Sentí que se me paraba el corazón de golpe.
—Ah, vale.
Dado que ya no había razón para quedarme allí, dudé en si bajar a
recepción y confirmar lo que me había dicho el botones, pero no estaba
segura de poder contener las lágrimas si lo hacía. En lugar de eso, me dirigí
al ascensor y pulsé el botón de mi planta. Ya eran pasadas las doce, así que
técnicamente no estaría bebiendo por la mañana.
Tuve que hacer uso de toda la fuerza que tenía para caminar y salir del
ascensor, pero, cuando lo hice, me tambaleé.
Parpadeé varias veces.
—¿Weston?
Estaba sentado en el suelo, apoyado contra la pared junto a la puerta de
mi habitación, con la mirada gacha y el equipaje al lado. Al verme, se
levantó.
El pulso se me disparó.
—¿Qué… qué haces aquí?
Estaba incluso peor que la última vez que nos habíamos visto. Tenía
unas ojeras pronunciadas bajo los ojos enrojecidos y su tez morena se había
tornado amarillenta. Se había dejado barba, pero no estaba ni recortada ni
igualada. Parecía como si ni siquiera se hubiera preocupado de afeitarse. Y,
aun así, estaba guapísimo.
—¿Podemos hablar?
Aunque había ido a buscarlo, mi mecanismo de autodefensa me hizo
vacilar.
Él se percató y frunció el ceño.
—Por favor…
—Claro. —Asentí. Por el rabillo del ojo vi la cámara en la esquina del
pasillo—. Vamos dentro.
Mientras abría la puerta, me sentí hecha un manojo de nervios.
Necesitaba una copa como la que más y aquello me recordó algo. Me di la
vuelta y miré a Weston a los ojos enrojecidos.
—¿Has estado… bebiendo?
Él negó con la cabeza.
—No. Me cuesta conciliar el sueño.
Volví a asentir, dejé el portátil y el bolso en la mesita auxiliar antes de
sentarme en un extremo del sofá, al lado del sillón en el que suponía que
Weston se sentaría. Sin embargo, él no pilló la indirecta y se sentó en el
sofá, a mi lado.
Un minuto después, me cogió la mano.
—Te echo de menos. —Se le quebró la voz—. Te echo mucho de
menos.
Noté aquel familiar sabor salado en la garganta, pero ya no me
quedaban lágrimas que derramar.
Antes de que pudiera pensar siquiera en cómo responder, prosiguió:
—Siento haberte hecho daño y llevarte a dudar de lo mucho que me
importas.
Sacudí la cabeza y miré nuestras manos.
—Tengo miedo, Weston. Me da miedo creerte.

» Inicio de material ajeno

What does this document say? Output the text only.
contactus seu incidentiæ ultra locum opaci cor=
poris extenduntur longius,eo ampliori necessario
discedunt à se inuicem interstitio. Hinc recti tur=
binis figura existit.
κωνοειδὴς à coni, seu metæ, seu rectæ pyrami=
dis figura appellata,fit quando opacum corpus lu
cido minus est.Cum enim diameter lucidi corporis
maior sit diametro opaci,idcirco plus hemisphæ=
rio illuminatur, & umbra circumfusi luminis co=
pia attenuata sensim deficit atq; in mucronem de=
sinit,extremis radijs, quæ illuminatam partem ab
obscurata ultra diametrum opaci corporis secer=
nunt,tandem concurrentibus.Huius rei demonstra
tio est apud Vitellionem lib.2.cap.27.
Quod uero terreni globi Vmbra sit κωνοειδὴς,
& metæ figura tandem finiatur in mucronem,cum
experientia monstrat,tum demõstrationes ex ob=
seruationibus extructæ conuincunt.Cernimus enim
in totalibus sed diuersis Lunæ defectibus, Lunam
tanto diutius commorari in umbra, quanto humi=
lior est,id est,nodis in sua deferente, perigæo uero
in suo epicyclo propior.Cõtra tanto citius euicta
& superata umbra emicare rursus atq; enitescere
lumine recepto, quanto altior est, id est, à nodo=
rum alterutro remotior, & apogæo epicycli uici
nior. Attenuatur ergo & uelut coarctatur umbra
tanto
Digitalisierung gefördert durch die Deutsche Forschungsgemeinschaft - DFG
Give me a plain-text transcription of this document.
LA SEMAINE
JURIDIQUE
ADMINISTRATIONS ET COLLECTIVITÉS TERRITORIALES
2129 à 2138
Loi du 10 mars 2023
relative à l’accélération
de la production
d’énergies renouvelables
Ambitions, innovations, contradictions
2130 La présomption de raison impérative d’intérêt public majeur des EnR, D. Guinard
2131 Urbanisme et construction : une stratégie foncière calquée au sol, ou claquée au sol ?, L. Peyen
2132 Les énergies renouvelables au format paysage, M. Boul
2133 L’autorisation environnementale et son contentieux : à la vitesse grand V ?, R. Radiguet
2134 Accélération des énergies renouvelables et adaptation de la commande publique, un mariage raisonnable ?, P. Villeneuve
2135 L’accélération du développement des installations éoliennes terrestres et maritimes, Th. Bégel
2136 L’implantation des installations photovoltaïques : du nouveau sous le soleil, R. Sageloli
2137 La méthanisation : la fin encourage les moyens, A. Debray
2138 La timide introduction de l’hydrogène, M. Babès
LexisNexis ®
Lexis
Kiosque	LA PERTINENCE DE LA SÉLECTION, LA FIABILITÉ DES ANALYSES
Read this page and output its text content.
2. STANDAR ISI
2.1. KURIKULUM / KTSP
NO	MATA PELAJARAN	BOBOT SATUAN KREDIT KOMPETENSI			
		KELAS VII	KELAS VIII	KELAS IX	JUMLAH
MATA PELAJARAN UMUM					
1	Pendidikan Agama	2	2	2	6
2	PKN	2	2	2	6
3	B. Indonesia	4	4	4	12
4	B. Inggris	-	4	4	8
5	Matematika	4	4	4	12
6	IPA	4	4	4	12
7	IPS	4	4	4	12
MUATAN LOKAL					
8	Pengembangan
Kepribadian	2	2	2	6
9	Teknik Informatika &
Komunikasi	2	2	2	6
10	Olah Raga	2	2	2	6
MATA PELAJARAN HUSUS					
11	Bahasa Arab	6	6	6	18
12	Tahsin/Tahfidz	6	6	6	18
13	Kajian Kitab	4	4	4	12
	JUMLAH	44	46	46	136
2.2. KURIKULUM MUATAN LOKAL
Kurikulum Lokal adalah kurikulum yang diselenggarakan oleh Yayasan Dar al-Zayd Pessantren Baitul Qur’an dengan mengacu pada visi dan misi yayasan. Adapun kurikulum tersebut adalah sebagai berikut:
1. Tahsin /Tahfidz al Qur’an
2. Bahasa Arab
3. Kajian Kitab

—Lo sé, pero, por favor, dame otra oportunidad para demostrarte que
puedo ser el hombre que te mereces. La he cagado. No volverá a pasar. Te
lo prometo, Soph.
Me quedé callada un buen rato tratando de poner en orden las dudas y
los sentimientos que se agolpaban en mi interior. Cuando por fin pude
centrarme un poco, lo miré.
—¿Por qué pujaste un dólar?
En su mirada vi que no esperaba que yo lo supiera.
—Mi familia no merecía quedarse a cargo del hotel. Después de lo que
mi abuelo le hizo al tuyo hace tantos años y lo que quería que yo te hiciera a
ti, no lo merecía. Había que hacer las cosas bien de una vez por todas.
—Me parece muy noble por tu parte, pero ¿qué pasará cuando tu abuelo
se entere?
Weston me miró a los ojos.
—Ya lo sabe. Fui a verlo para decírselo en persona el día después de
entregar la puja y que te informasen de la victoria.
Abrí mucho los ojos.
—¿Y cómo fue?
La comisura de sus labios se crispó.
—No muy bien.
—¿Te despidió?
Él negó con la cabeza.
—No hizo falta. Dimití.
—Madre mía, Weston, ¿por qué lo hiciste? ¿Para demostrarme tu
lealtad?
—No fue solo por eso. Tenía que hacerlo por mí mismo, Soph. Se veía
venir. Esto ha sido la gota que ha colmado el vaso. Me di cuenta de que mi
familia tuvo mucho que ver con mis problemas con el alcohol. Bebía
porque no me gustaba cómo era. Y aquello empezó por cómo me hacían
sentir. Me he pasado casi toda la vida intentando demostrar a mis padres y a
mi abuelo que soy más que una pieza de repuesto. Por fin me he dado
cuenta de que la única persona a quien tengo que demostrarle algo es a mí
mismo.
No sabía qué decir.
—Parece que has hecho un buen examen de conciencia esta semana.
—Así es.
—¿Y ahora qué vas a hacer? Como ya no tienes trabajo con los
Lockwood…
Él se encogió de hombros y esbozó una leve sonrisa burlona.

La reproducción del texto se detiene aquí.